LES MAINS

Que disent-elles ces mains qui tracent dans l’air étonné leurs arabesques invisibles ?              De quel fil transparent tissent-elles patiemment la tiédeur des jours ?A qui s’adressent-elles quand leur silence même nous parle ?                                                     Quel souffle les anime ?

Autant de questions qui offriront leurs réponses si nous nous laissons toucher par le cœur de ces mains aux paumes généreuses et si nous nous ouvrons au murmure de leurs confidences.

Ces mains attentives qui se tendent et se posent sans impatience, le moment venu. Toujours prêtes à s’ouvrir pour panser les plaies, crever les abcès. Ces mains qui font mal parfois mais pour mieux délivrer.

Et ces autres qu’on dirait faites juste pour la caresse tant leur douceur cherche la nôtre. Partout je les retrouve ces mains que je m’applique à peindre dans leurs multiples contorsions.
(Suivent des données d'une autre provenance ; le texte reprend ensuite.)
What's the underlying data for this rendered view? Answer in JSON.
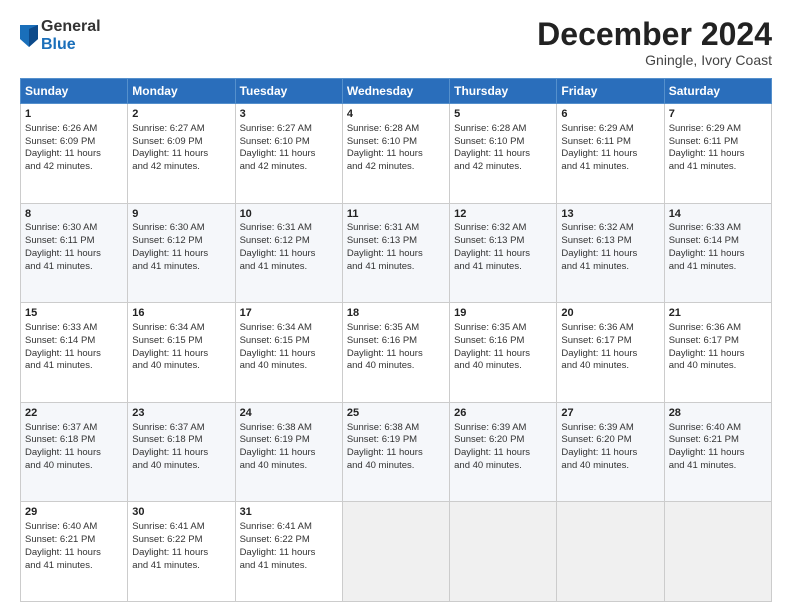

Peau diaphane du nouveau-né, solide, rugueuse ou nervurée de l’adulte ou du vieillard, toujours elles me convient au miracle du toucher qui est de capter le spirituel dans la chair même. Elles sont notre histoire. Notre mémoire. Notre miroir aussi. Bien plus que ce qu’elles nous donnent à voir. Au-delà du visible et du perceptible, elles sont.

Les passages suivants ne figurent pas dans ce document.